Johan A.K. Suykens was born in Willebroek Belgium, May 18 1966. He received the degree in Electro-Mechanical Engineering and the Ph.D. degree in Applied Sciences from the Katholieke Universiteit Leuven, in 1989 and 1995, respectively. In 1996 he has been a Visiting Postdoctoral Researcher at the University of California, Berkeley. He has been a Postdoctoral Researcher with the Fund for Scientific Research FWO Flanders and is currently an Associate Professor with K.U.Leuven. His research interests are mainly in the areas of the theory and application of neural networks and nonlinear systems. He is author of the books ‘‘Artificial Neural Networks for Modelling and Control of Non-linear Systems’’ (Kluwer Academic Publishers) and ‘‘Least Squares Support Vector Machines’’ (World Scientific) and editor of the books ‘‘Nonlinear Modeling: Advanced Black-Box Techniques’’ (Kluwer Academic Publishers) and ‘‘Advances in Learning Theory: Methods, Models and Applications’’ (IOS Press).
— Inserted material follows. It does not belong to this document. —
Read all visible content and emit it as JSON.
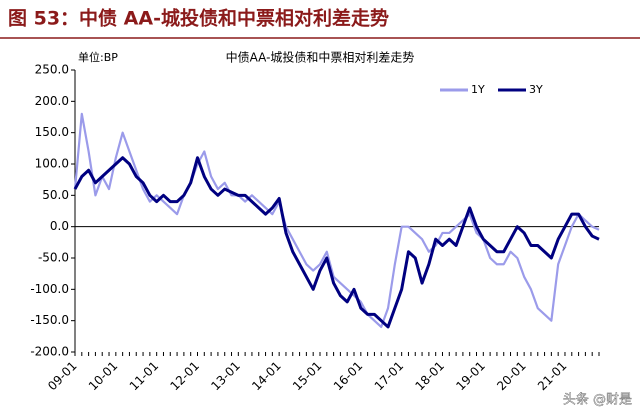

In 1998 he organized an International Workshop on Nonlinear Modelling with Time-series Prediction Competition. He is a Senior IEEE member and has served as associate editor for the IEEE Transactions on Circuits and Systems-Part I (1997-1999) and Part II (since 2004) and since 1998 he is serving as associate editor for the IEEE Transactions on Neural Networks. He received an IEEE Signal Processing Society 1999 Best Paper (Senior) Award and several Best Paper Awards at International Conferences. He is a recipient of the International Neural Networks Society INNS 2000 Young Investigator Award for significant contributions in the field of neural networks. He has served as Director and Organizer of a NATO Advanced Study Institute on Learning Theory and Practice (Leuven 2002) and as a program co-chair for the International Joint Conference on Neural Networks IJCNN 2004.

(23)

Bart De Moor was born Tuesday July 12, 1960 in Halle, Belgium. He is married and has three children. In 1983, he obtained his Master (Engineering) Degree in Electrical Engineering at the Katholieke Universiteit Leuven, Belgium, and a PhD in Engineering at the same university in 1988. He spent 2 years as a Visiting Research Associate at Stanford University (1988–1990) at the departments of EE (ISL, Prof. Kailath) and CS (Prof.Golub). Currently, he is a full professor at the Department of Electrical Engineering (http://www.esat.kuleuven.ac.be) of the K.U.Leuven. His research interests are in numerical linear algebra and optimization, system theory and identification, quantum information theory, control theory, data-mining, information retrieval and bio-informatics, areas in which he has (co) authored several books and hundreds of research papers (consult the publication search engine at http://www.esat.kuleuven.ac.be/sista-cosic-docarch/templa-te.php). Currently, he is leading a research group of 39 PhD students and 8 postdocs and in the recent past, 16 Ph.Ds were obtained under his guidance. He has been teaching at and been a member of PhD jury’s in several universities in Europe and the US. He is also a member of several scientific and professional organizations. His work has won him several scientific awards (Leybold-Heraeus Prize (1986), Leslie Fox Prize (1989), Guillemin-Cauer best paper Award of the IEEE Transaction on Circuits and Systems (1990), Laureate of the Belgian Royal Academy of Sciences (1992), bi-annual Siemens Award (1994), best paper award of Automatica (IFAC, 1996), IEEE Signal Processing Society Best Paper Award (1999). Since 2004 he is a fellow of the IEEE (www.ieee.org). He is an associate editor of several scientific journals. From 1991–1999 he was the chief advisor on Science and Technology of several ministers of the Belgian Federal Government (Demeester, Martens) and the Flanders Regional Governments(Demeester, Van den Brande). He was and/or is in the board of 3 spin-off companies (www.ipcos.be, www.data4s.com, www.tml.be), of the Flemish Interuniversity Institute for Biotechnology (www.vib.be), the Study Center for Nuclear Energy (www.sck.be) and several other scientific and cultural organizations. He was a member of the Academic Council of the Katholieke Universiteit Leuven, and still is a member of its Research Policy Council.